Dispositif innovant reposant sur une plateforme digitale et biométrique, le programme Novissi est conçu de façon agile et s'est distingué par la rapidité de sa mise en place, à peine huit jours après le démarrage de l’état d’urgence sanitaire.
Dans son déploiement, la plateforme a bénéficié de l’apport des deux opérateurs de téléphonie mobile du marché via l’exploitation de leurs dispositifs de transfert d’argent. Un engagement et une vraie rupture des systèmes de travail pour ces opérateurs qui placent ici les bénéficiaires au centre du dispositif.
Le système innove également dans son mécanisme d’adressage mais aussi de distribution de l’aide par téléphone mobile, tout en renforçant l’inclusion financière. Il assume le rôle de programme de filet social pour préserver les gains et freiner les risques de pauvreté extrême en cette période de Covid-19, en ciblant le secteur informel avec un dispositif digital de transferts monétaires à grande échelle. Fin août 2020, Novissi comptait 1 394 194 personnes enregistrées et 581 117 bénéficiaires, dont 376 100 femmes (65 %) et 205 017 hommes (35 %).
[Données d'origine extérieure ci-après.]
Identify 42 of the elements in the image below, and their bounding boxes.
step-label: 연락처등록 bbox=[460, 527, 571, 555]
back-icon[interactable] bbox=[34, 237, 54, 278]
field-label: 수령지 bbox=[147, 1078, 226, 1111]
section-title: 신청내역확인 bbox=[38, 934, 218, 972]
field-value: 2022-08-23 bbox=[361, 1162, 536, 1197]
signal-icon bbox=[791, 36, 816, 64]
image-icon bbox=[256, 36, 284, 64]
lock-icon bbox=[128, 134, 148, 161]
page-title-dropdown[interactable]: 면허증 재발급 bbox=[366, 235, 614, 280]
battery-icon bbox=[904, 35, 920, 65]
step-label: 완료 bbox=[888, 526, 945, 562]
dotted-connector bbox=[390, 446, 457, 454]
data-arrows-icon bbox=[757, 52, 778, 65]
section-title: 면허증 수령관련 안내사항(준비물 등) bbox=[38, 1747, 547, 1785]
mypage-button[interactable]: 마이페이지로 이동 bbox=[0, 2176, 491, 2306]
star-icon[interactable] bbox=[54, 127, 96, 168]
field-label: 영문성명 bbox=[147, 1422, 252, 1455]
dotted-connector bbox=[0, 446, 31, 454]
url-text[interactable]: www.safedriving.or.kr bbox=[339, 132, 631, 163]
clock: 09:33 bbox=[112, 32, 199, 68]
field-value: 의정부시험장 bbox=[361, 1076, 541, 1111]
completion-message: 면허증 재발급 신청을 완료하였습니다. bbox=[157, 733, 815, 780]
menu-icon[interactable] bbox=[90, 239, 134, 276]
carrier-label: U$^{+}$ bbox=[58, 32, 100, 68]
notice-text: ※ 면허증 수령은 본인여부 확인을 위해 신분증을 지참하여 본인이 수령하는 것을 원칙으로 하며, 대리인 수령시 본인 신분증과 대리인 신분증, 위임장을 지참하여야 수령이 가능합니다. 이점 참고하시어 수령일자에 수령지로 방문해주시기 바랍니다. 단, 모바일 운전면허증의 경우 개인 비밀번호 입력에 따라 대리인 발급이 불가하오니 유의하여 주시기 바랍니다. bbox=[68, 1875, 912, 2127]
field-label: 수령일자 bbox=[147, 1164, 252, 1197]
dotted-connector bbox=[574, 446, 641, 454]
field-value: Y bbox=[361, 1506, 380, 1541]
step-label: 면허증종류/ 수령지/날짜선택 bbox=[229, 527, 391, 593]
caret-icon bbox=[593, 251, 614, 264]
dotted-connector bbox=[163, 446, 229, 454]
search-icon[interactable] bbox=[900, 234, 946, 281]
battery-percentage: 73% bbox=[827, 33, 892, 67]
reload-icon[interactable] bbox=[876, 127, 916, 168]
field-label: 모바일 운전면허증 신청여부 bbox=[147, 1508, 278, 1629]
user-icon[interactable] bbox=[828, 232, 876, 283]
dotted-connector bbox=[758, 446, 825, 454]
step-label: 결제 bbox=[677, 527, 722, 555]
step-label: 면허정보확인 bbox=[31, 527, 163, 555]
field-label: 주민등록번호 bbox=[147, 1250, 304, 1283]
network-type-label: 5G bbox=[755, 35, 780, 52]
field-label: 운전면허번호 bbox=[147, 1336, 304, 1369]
Partenaire de ce programme sans équivalent au moment de son lancement, l’AFD en proposera une étude d’évaluation pour nourrir la réflexion sur l’instauration de systèmes de protection sociale innovants au Togo et dans d’autres pays d’Afrique.
La facilité d’inscription et le court délai de réception des revenus de remplacement ont rendu le programme Novissi accessible à tous, et surtout à toutes : les femmes constituent quasiment les deux tiers des bénéficiaires. Aussi, le trio de tête des métiers des inscrits est composé de revendeuses à 40 %, de couturières à 16 % et de ménagères à 12 % : des professions à forte proportion féminine.
Le marqueur genre est également mis en exergue dans les montants des aides. Depuis avril, les femmes ont perçu 12 250 FCFA par mois, un peu plus que les hommes (10 500 FCFA). « L’objectif en mettant en place un montant différencié est d’alléger la charge souvent importante laissée aux femmes pour s’occuper des personnes dépendantes du foyer, que sont les enfants, mais aussi les personnes âgées », explique Cina Lawson, la ministre togolaise des Postes, de l’Économie numérique et des Innovations technologiques.